Nella totale disattenzione dei media, concentrati sulle minacce di guerra che incombono sull'Ucraina, la Russia si è annessa di fatto un'altra Repubblica ex sovietica: la Bielorussia. Lo ha fatto osservare ieri a Bruxelles il ministro degli Esteri austriaco Alexander Schellenberg. «Ho i miei dubbi che le truppe di Mosca lasceranno mai il Paese ha detto l'ex premier di Vienna -. Con le sue scelte Lukashenko ha di fatto rinunciato alla sovranità del suo Paese». Non solo: il dittatore si appresta a concedere a Vladimir Putin il diritto di stanziare in Bielorussia parte del suo arsenale atomico e così minacciare più da vicino l'Est europeo. Per domenica prossima è già fissato un referendum per rinunciare allo status di Paese denuclearizzato cui la Bielorussia è impegnata dal 1994.
È stato in effetti lo stesso dittatore di Minsk a confermare che le decine di migliaia di militari russi, giunti in Bielorussia nelle scorse settimane per esercitazioni missilistiche congiunte e da allora minacciosamente ammassate ai confini settentrionali ucraini, rimarranno a lungo dove sono. Appena pochi giorni prima, il governo bielorusso aveva assicurato in tono solenne che al termine delle esercitazioni «non un singolo soldato russo sarebbe rimasto». Poi qualcosa è cambiato. Lukashenko, che a quelle esercitazioni aveva presenziato di persona insieme con Putin, aveva reso noto che «dopo tante incomprensioni ora il rapporto tra Mosca e Minsk è solidissimo». E fonti russe hanno poi comunicato che «visto l'inasprimento della situazione nelle repubbliche del Donbass» le esercitazioni (la cui fine era prevista ormai diversi giorni fa) continueranno indefinitamente.
È evidente che, da quando Putin è intervenuto in Bielorussia per sostenere la repressione della rivolta popolare seguita alla truffa delle elezioni presidenziali dell'agosto 2020, Lukashenko può rimanere al potere solo come vassallo di Putin.

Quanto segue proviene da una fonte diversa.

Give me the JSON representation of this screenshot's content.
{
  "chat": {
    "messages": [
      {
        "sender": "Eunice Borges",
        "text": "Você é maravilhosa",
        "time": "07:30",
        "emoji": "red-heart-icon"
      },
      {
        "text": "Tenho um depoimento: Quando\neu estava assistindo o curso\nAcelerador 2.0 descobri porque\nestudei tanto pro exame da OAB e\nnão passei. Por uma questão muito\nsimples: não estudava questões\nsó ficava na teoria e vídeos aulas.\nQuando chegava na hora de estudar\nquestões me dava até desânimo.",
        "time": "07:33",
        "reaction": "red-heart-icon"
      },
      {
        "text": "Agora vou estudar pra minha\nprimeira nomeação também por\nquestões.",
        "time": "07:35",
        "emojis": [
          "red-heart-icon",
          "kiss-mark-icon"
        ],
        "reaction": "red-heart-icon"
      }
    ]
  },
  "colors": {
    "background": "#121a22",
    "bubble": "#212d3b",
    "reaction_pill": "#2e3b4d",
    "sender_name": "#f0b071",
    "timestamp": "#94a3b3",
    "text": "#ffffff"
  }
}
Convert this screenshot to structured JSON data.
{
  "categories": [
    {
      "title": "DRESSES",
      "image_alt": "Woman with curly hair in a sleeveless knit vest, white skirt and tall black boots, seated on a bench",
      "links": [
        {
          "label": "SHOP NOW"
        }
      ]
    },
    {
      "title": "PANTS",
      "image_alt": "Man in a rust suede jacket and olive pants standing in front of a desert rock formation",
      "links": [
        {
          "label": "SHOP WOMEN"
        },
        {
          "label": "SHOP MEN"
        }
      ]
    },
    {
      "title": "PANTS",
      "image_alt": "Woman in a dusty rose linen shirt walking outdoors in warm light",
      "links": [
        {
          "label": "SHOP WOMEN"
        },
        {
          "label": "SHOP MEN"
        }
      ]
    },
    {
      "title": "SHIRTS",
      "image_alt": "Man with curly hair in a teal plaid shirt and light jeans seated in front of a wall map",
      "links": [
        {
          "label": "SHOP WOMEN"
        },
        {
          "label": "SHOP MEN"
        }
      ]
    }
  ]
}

Il quale verosimilmente non tarderà a siglare con Minsk un accordo per ospitare sul suo territorio parte dell'arsenale nucleare russo, che potrebbe minacciare con missili tattici la Polonia e i Paesi baltici. In attesa di metter le mani sull'Ucraina, dunque, Putin si mangia la Bielorussia e innesca una nuova escalation. Prosegue così il processo di ricostituzione del defunto impero russo, cui il leader di Mosca appare sempre più chiaramente dedito. Se ne occupa in toni preoccupati la prestigiosa rivista americana Foreign Affairs: «E se vincesse la Russia?», è il titolo dell'analisi, che invita a considerare la concreta ipotesi che un'Ucraina caduta sotto il controllo di Putin «trasformerebbe l'Europa», dando a Mosca un pericolosissimo potere.
Gli analisti invitano al raffronto con quanto accaduto in Siria, dove Putin decise di intervenire nel 2015 a sostegno del traballante regime alleato di Bashar el-Assad: l'allora presidente Usa Barack Obama pronosticò che la Russia vi si sarebbe impantanata, mentre invece non solo Assad è stato salvato, ma Mosca gioca ora in Medio Oriente un inedito ruolo da protagonista. In Europa, avverte «Foreign Affairs», potrebbe succedere qualcosa di molto simile. Eppure, in Occidente, non si nota adeguata consapevolezza di quanto convenga salvare Kiev dalle mire del megalomane «zar».